Tackling Waivers and Insurance Post COVID-19: A Return to Play Guide for Protecting Your Players and Your Organization
As we return to play after months of sheltering at home, athletes and their families will need to adjust to a new normal. This is why we hosted NextUp: Return to Play—a three-day virtual conference featuring medical experts, professional athletes and commissioners, sports technology entrepreneurs, and elite youth sports organizers.
Sessions covered new ideas for revenue generation, evolving health and safety guidelines, why virtual and digital programming may be here to stay, and more. We also shared tips for organizers who are looking to update their participant waivers and insurance policies in response to COVID-19. For more on this, keep reading below, and for a full rundown of Day 1 and Day 2, simply click the links for our blog coverage. If you’d like to watch any of the sessions, click here for the recordings.
As we’ve witnessed in the world of college sports over the past two weeks, returning to play is just a single step in a journey fraught with challenges and setbacks. As players and coaches have tested positive for COVID-19, the conversation has quickly changed from ‘when can we come back?’ to ‘what do we do now?’ That’s why understanding what constitutes a thorough and comprehensive safety plan, from both an operational and legal standpoint, is more important than ever.
Moderated by LeagueApps’ Joanna Walsh, the conversation featured a group of experts including Lee Geiling (Loss Control Manager at K&K Insurance Group) and Tyrre Burks (Founder & CEO of Player’s Health).
Here’s what you need to know.
Tip 1: Document everything and make sure your parents, players, and coaches understand the plan.
The potential for coaches, players and parents to contract COVID-19 is a very real threat. Beyond updating their waivers, organizations need to be taking reasonable measures to protect everyone under their care.

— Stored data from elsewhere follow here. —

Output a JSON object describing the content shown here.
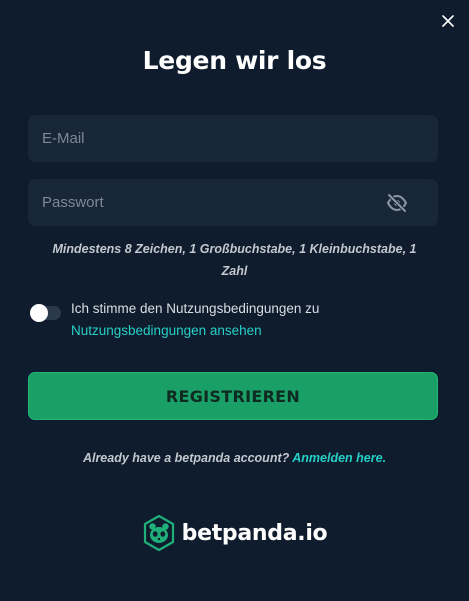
{
  "dialog": {
    "title": "Legen wir los",
    "close_icon": "close-icon"
  },
  "email": {
    "placeholder": "E-Mail",
    "value": ""
  },
  "password": {
    "placeholder": "Passwort",
    "value": "",
    "visibility_icon": "eye-slash-icon"
  },
  "password_hint": "Mindestens 8 Zeichen, 1 Großbuchstabe, 1 Kleinbuchstabe, 1 Zahl",
  "terms": {
    "toggle_on": false,
    "text": "Ich stimme den Nutzungsbedingungen zu",
    "link": "Nutzungsbedingungen ansehen"
  },
  "register_button": "REGISTRIEREN",
  "login": {
    "prompt": "Already have a betpanda account?",
    "link": "Anmelden here."
  },
  "brand": {
    "name": "betpanda.io",
    "logo_icon": "panda-logo-icon"
  },
  "colors": {
    "background": "#0f1c2d",
    "field": "#172738",
    "accent_green": "#1a9f66",
    "link_teal": "#25d0c6"
  }
}
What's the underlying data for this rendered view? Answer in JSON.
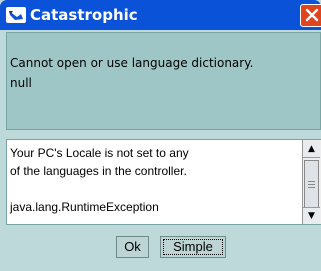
{
  "window": {
    "title": "Catastrophic",
    "title_icon": "window-icon",
    "close_icon": "close-icon"
  },
  "message": {
    "line1": "Cannot open or use language dictionary.",
    "line2": "null"
  },
  "details": {
    "text": "Your PC's Locale is not set to any\nof the languages in the controller.\n\njava.lang.RuntimeException"
  },
  "scrollbar": {
    "up_arrow": "▲",
    "down_arrow": "▼"
  },
  "buttons": {
    "ok": "Ok",
    "simple": "Simple"
  },
  "colors": {
    "titlebar": "#0a52d8",
    "close_button": "#e0441f",
    "dialog_background": "#bdd9d9",
    "message_background": "#9ec6c6"
  }
}
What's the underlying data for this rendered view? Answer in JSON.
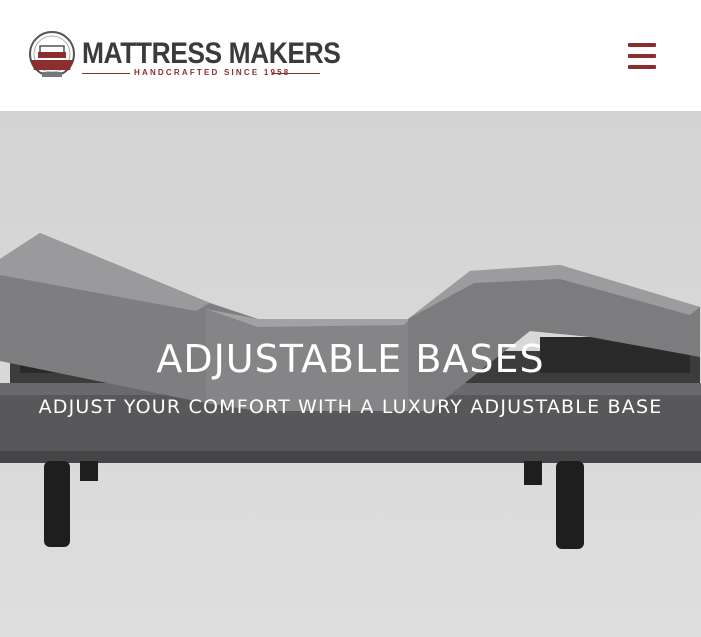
{
  "header": {
    "brand_name": "MATTRESS MAKERS",
    "brand_tagline": "HANDCRAFTED SINCE 1958",
    "menu_icon": "hamburger-menu-icon"
  },
  "hero": {
    "title": "ADJUSTABLE BASES",
    "subtitle": "ADJUST YOUR COMFORT WITH A LUXURY ADJUSTABLE BASE"
  },
  "colors": {
    "brand": "#8b2e2e",
    "logo_text": "#3b3b3b",
    "hero_background": "#d6d6d6",
    "hero_text": "#ffffff"
  }
}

From sterilizing equipment and facilities to creating clear and concise safety protocols, it’s incumbent on youth organizers to do their part to protect members of their community. As Lee Geiling pointed out during the discussion, documenting your safety protocols is important for a few reasons. The first is that if you create detailed reports (all the way down to the brand of disinfectant you use) you’re building credibility with your parents. The second reason is that if someone were to test positive for COVID-19, you could point to (in painstaking detail) the level of care and thought you put into creating a safe environment.
For examples of waivers that organizers across the country are using as they return to play, join our NextUp Industry Group on Slack.
Tip 2: Become fluent in your organization’s insurance policy.
Documentation of all safety protocols led into an important point that Geiling made during our discussion: Read your insurance policy. Once you’re combing through your policy, identify if you have coverage in place if a claim is made for a pathogen. Understanding the legalese associated with insurance contracts can be difficult, so he advises that if you have any questions reach out directly to your insurance broker. As Tyrre Burks pointed out, the fine print can be the difference (for better or worse) so make sure to double check your coverage, particularly as it relates to renewals. It’s possible that items that were once covered are now excluded from your insurance.
Tip 3: Know what’s happening in your community and beyond.
Safety also extends outside your walls, so it’s a good policy to stay informed on cases in your immediate area and county. The number of cases and hospitalizations can inform your organization’s safety spend. Additionally, with the focus on protecting players and parents, it’s vital to keep a close eye on your staff. Setting protocols that include temperature screenings, testing and timetables for return after a positive test, will benefit your organization and your customers greatly.
At the end of the day, youth organizations are facing the same challenges that professional and collegiate teams are currently battling from a safety and liability standpoint. Nothing is fool-proof, but organizations that follow these three rules have the best chance of mitigating any potential downside as players return.